Sometimes I wonder about the timing of things. Insects for instance. Butterflies here, crickets there. Not exactly the same, and to a different purpose. But still.
What I am on about is two very different shows that connected yet bounced off each other in a very... unsatisfying way.
The Haines Gallery, SF, is showing new work by Binh Danh including three of his signature leaf-portraits and a series of daguerreotypes. The series is called In the Eclipse of Angkor: Tuol Sleng, Choeung Ek, and Khmer Temples. There are photos of temple ruins, of young monks, of the museum displays in the killing grounds of the Khmer Rouge. These works reflect Danh's ongoing exploration into a period of time when a shadow passed over a culture. His work is an unearthing in a way, bringing to light a dark period, but in a delicate soft light as befits a memorial gesture.
In Cambodia, in the 70s, the Khmer Rouge regime killed some two million people in the span of a few years. Tuol Sleng prison and the area of mass graves in Choeung Ek are now memorial sites Danh visited and photographed. He makes a leap into the deep past by also photographing Angkor Wat, a huge, ancient temple site situated in the same region the Khmer Rouge originated. In Angkor, carvings depict Rahu, the dragon snake who periodically attempts to eat the sun and moon throwing the earth into a dangerous period of darkness.
Eclipse is just the right word for these works: in the daguerreotype the image is only seen when one passes before it. You see the ghost image in the shadow of your own reflection. These pics below do not do the objects justice, for until you stand in front of them, they appear as pearl-like, moon-like mirrors.

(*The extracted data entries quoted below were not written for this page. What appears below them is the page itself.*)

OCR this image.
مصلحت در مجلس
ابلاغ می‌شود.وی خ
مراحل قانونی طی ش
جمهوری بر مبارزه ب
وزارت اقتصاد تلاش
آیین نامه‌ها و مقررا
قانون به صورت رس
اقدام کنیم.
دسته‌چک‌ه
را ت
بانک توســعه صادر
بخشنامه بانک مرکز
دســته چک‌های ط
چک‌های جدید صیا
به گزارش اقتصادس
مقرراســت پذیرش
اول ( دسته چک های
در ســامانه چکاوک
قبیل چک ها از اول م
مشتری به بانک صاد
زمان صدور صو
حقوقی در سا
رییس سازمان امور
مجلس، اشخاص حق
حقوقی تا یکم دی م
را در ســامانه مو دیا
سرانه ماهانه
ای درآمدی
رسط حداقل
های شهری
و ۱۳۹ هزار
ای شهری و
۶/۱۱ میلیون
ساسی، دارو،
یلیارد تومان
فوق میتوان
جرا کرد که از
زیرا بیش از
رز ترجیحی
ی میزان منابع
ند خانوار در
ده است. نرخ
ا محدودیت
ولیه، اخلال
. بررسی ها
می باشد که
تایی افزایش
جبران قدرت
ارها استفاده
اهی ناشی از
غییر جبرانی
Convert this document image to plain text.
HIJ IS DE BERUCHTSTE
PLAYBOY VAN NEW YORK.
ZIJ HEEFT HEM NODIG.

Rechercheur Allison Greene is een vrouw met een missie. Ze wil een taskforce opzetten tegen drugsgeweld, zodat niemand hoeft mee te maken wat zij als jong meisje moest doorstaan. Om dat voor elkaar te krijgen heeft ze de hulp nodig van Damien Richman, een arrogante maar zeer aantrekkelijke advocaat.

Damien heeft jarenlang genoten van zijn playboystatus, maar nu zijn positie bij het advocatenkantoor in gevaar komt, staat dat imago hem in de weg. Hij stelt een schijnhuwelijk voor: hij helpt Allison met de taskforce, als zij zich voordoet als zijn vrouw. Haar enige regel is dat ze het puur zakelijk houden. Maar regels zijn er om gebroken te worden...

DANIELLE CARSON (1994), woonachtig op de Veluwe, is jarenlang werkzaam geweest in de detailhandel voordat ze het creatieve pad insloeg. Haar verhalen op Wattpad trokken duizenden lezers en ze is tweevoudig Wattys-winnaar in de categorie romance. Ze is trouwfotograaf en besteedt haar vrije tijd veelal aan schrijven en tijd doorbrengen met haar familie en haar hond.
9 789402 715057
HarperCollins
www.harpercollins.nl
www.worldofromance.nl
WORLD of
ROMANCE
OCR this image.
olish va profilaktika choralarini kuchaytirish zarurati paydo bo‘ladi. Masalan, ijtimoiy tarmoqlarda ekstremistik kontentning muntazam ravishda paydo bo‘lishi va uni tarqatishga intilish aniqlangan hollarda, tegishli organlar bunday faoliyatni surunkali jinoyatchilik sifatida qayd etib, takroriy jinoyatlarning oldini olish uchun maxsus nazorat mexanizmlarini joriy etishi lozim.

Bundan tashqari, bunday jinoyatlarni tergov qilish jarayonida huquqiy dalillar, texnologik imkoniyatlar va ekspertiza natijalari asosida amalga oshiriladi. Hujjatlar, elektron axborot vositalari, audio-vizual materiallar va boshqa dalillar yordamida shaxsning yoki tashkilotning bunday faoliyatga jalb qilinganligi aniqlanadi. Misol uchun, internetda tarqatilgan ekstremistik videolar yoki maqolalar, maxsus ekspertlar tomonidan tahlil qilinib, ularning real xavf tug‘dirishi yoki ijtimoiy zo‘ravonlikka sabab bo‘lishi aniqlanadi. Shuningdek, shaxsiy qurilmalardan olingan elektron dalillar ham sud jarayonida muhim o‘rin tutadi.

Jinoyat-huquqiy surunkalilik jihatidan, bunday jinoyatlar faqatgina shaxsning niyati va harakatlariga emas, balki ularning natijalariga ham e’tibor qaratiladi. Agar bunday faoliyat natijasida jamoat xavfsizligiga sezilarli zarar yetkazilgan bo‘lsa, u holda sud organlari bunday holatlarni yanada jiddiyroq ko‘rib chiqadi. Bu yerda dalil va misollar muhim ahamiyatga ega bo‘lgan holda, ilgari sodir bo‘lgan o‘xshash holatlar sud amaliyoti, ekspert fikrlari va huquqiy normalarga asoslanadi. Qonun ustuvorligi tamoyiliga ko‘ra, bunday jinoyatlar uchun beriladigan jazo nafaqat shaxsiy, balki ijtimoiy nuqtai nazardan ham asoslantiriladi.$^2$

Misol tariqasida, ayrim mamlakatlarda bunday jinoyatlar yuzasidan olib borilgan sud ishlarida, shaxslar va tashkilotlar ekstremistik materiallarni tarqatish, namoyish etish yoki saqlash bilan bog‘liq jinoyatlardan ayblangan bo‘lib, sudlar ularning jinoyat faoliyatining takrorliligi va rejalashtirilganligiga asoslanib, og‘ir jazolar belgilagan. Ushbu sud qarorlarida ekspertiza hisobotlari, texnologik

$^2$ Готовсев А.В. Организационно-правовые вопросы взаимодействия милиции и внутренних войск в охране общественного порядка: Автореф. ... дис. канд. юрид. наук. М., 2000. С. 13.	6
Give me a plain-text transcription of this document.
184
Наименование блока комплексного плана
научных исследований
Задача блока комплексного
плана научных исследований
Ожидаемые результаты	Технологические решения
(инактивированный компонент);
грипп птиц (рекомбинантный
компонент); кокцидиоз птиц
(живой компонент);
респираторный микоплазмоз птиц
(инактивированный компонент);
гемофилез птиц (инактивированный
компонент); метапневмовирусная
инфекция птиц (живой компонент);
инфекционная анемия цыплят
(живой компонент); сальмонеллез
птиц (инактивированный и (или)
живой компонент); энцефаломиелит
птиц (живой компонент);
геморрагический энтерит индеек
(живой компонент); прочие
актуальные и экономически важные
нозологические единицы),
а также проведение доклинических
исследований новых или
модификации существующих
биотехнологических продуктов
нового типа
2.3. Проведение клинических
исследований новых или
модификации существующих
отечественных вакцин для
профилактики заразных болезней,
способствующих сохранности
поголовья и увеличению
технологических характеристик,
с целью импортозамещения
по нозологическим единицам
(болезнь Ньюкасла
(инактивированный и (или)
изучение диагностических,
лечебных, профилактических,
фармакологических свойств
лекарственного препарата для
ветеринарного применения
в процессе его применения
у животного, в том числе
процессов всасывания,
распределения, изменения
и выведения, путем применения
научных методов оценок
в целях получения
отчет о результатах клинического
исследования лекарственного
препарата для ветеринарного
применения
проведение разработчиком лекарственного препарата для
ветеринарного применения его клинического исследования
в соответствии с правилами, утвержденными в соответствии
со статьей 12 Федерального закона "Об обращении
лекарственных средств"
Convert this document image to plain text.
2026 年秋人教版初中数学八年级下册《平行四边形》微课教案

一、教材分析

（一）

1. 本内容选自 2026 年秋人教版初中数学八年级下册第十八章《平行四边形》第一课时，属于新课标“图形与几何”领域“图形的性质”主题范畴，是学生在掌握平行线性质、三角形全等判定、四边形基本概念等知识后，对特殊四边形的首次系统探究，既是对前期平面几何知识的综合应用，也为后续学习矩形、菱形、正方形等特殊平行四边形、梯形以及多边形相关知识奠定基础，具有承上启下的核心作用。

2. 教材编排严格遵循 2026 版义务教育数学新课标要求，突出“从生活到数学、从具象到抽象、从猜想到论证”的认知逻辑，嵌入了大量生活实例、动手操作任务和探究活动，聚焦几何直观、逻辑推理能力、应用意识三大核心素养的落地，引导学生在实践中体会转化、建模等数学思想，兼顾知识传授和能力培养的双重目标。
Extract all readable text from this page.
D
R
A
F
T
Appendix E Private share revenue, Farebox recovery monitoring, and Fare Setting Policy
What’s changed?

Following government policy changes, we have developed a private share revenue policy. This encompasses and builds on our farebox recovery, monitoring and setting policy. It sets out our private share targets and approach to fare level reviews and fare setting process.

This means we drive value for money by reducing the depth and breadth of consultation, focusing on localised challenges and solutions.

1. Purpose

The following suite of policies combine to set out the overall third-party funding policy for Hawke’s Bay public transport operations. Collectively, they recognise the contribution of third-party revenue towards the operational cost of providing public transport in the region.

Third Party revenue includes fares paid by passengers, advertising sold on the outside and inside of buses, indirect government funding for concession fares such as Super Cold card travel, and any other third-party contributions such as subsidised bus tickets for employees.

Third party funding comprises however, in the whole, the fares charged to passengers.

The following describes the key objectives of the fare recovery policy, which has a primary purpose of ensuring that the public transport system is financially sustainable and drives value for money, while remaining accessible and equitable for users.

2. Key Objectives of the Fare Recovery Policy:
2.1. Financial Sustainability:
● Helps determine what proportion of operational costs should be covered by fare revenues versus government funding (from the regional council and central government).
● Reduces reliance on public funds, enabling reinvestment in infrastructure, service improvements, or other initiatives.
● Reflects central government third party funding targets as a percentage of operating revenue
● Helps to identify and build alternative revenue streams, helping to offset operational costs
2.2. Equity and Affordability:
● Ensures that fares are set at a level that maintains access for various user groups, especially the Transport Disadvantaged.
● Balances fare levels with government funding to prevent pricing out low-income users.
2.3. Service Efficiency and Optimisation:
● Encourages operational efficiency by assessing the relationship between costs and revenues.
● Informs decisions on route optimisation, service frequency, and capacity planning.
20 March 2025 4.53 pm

This is Ghost of Tuol Sleng Genocide Museum #1, 2008.
This the Killing tree against which executioners beat children, 2008.
The daguerreotype itself, as a medium, serves perfectly—as vague as memories, unclear, wavering in the changing reflection of the viewer's breathing. I found the experience of standing in front of them profoundly moving—the image of the dead, or the torture site, clarifying only against my own living body.
And then I turned and caught sight of the butterflies. In three frames, each with a leaf-portrait—faces are brought forward out of the shadows of anonymous history and printed on fallen leaves—and a butterfly, a sacrifice to the dead.
Iridescence of life #6, 2008, chlorophyll print, butterfly specimen & resin.
Walking, reflecting on the weighty experience of Binh Danh's transformative work, I go a few doors down the street and check in at the Marx & Zavattero Gallery. Boy howdy, an insect of another color. Just goes to show you it takes all kinds.
Paul Paiement paints insect-gadget hybrids with scientific precision in watercolor and egg tempera. Paiement is a popular-with-the-press painter, but not one to get on the band wagon, I gotta say I found a serious lack of oxygen in the room like when you fly too high. Pop! oh shucks, the balloon burst and here I am on the ground again.
Paiement is interested in imaging life forms in context of the technological which is to say he is interested in cyborgs, the fusion of the organic and inorganic. The Marx & Zavattero press release says these paintings provide optical amusement as well. Hmm. About as much amusement as synthetic sugar. Far too laboratorial for me.
This is Hybrids H - Hyalophora Xboxcontrolerae watercolor on paper, with attached bits ( “Ben Day dot/half tone patterns”), approximately 20 inches all around.